The world is moving so fast that we barely get time to pause and reflect. Juggling this lifestyle while trying to maintain balance may trigger panic, stress, and anxiety. One way to cope is to practice mindfulness to get in touch with your inner self and gauge what your mind and body want from you. You can incorporate certain simple mindfulness steps that will help you navigate these triggers and feel less overwhelmed by things around you.
Mindfulness allows you to be physically and emotionally present, makes you aware of your inner voice, and gives you a wider perspective on things and It improves your attention span which means you become a good listener and more observant. Begum C brings you ten easy mindfulness steps for beginners to help you embark on your journey for inner peace.
How To Practice Mindfulness In Daily Life
1- Breathing Exercise
Focus on your breath as it moves in and out of your body. Breathing exercises will allow you to be more aware of the present. As you feel your breathing pattern change, you will find yourself feeling more at peace. It will also serve as a good break from all the clutter around you, even if it is for a minute. Furthermore, taking in deep breaths sends oxygenated blood to your brain and improves circulation, making you feel more refreshed. This is one of the most important mindfulness steps for beginners.

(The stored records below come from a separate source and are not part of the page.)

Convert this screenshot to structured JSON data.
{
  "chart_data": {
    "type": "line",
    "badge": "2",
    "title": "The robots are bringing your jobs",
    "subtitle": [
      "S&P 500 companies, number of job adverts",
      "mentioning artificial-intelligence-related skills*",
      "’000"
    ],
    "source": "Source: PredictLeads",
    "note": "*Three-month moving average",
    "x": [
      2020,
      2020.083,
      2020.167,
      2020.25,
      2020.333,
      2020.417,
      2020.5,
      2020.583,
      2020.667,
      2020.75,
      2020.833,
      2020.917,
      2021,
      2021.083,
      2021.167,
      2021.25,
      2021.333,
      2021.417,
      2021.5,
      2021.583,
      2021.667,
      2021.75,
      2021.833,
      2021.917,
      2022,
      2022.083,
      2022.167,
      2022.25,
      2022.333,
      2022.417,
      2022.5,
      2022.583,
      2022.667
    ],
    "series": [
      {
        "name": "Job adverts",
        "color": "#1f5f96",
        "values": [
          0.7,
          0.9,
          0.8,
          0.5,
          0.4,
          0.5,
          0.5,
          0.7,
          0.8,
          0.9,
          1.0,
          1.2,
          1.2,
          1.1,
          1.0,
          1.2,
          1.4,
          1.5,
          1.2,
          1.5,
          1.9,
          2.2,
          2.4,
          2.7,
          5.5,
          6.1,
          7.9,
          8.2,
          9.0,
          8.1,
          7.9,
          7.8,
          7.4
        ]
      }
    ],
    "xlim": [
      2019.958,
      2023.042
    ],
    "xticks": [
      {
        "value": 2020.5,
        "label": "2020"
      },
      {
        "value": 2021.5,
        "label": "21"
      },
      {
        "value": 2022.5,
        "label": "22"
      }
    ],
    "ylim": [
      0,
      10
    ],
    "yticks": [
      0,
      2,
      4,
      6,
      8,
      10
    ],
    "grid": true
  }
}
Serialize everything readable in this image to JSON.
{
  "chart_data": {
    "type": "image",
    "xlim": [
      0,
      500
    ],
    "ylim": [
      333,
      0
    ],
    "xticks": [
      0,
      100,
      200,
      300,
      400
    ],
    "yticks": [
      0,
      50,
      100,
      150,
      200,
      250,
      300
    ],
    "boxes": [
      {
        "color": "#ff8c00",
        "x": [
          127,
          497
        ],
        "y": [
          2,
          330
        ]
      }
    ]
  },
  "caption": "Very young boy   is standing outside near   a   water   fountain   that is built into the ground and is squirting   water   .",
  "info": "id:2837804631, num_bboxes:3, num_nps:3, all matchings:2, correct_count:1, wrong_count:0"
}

2- Notice Your Body Sensations
Notice when you clench your fist or tighten your jaw. Try to relax your body and see what causes these actions. Noting these sensations is one of the most significant mindfulness steps for beginners as it enables you to become aware of your body. This will benefit you in addressing your anxieties in certain situations that trigger the stress response; just ease your shoulders, and let the energies flow through your body while you feel the sensations and work towards calmness.
3- Set a Time Limit
Try to take out some time every day to practice mindfulness. Start with these mindfulness steps for beginners and include them in your daily routine; for example, set a time limit for 10-15 minutes, or whatever you can spare, exclusively for yourself. Setting a time limit will make you more consistent and will also reflect how much time you are willing to dedicate to your peace of mind. This will bring more clarity and perspective to your life.
4- Allow Your Mind To Wander
Since we are not trained to practice mindfulness, our minds may wander to different places at the start. It is highly crucial to be conscious of where your mind is lingering as this will help you track what is bothering you. Do not force your mind to immediately shut everything off; being mindful means that you are more aware of yourself and your surroundings.
If you find yourself lingering too much on a certain topic, situation, or person, ask yourself why. Reflect on what it brings to you and if it is healthy to indulge in these thoughts. By rationalizing your thoughts and processing your experiences more mindfully, you’ll be able to let go of negative thought patterns.
Once you are aware of where your mind wanders, you can address it using the simple mindfulness steps that are mentioned here. Remember that the key is to be aware of your emotions and thoughts but not let them consume you.
5- Be Kind
Remember to be kind!
Know that beginnings are difficult and you are courageous when you first start to practice mindfulness. Be kind to yourself and others during this process. Take your time for each step, and acknowledge and accept that things may not always go your way. But you can always control your response to them as this is what makes you mindful.
6- Acknowledge Your Feelings
Being mindful does not mean that you cannot feel frustrated, exhausted, and anxious. It means that you are better equipped to deal with these emotions. Do not let your feelings take a toll on you and allow yourself to feel things and process them in a healthier way.
7- Practice Mindful Listening
We often hear things but don’t really listen to them. It is essential to mindfully listen to others as well as your inner self. Listen to what is spoken and how it is conveyed; this will allow you to be more empathetic, insightful, and perceptive. It improves your relationships and enhances effective communication.
8- Surf Your Cravings
Sometimes, our response to stressful situations is impulsive and reckless. We do not practice mindfulness and instead indulge in cravings. This is a wake-up call for check and balance. You do not have to give in to the urge or completely deny it; just observe what you crave and why. This mindful awareness is referred to as ‘surfing’.
Want to know why it’s important to practice mindfulness? Check out these astonishing 7 Long-Term Benefits of Mindfulness.
Practice mindfulness and make yourself a priority. It is important to focus on yourself and incorporate simple mindfulness steps into your routine as this will strengthen you emotionally and allow you to care for yourself and others. You will learn to foster better relationships, communicate, and increase productivity. Give yourself the gift of serenity and peace with this list of mindfulness steps for beginners.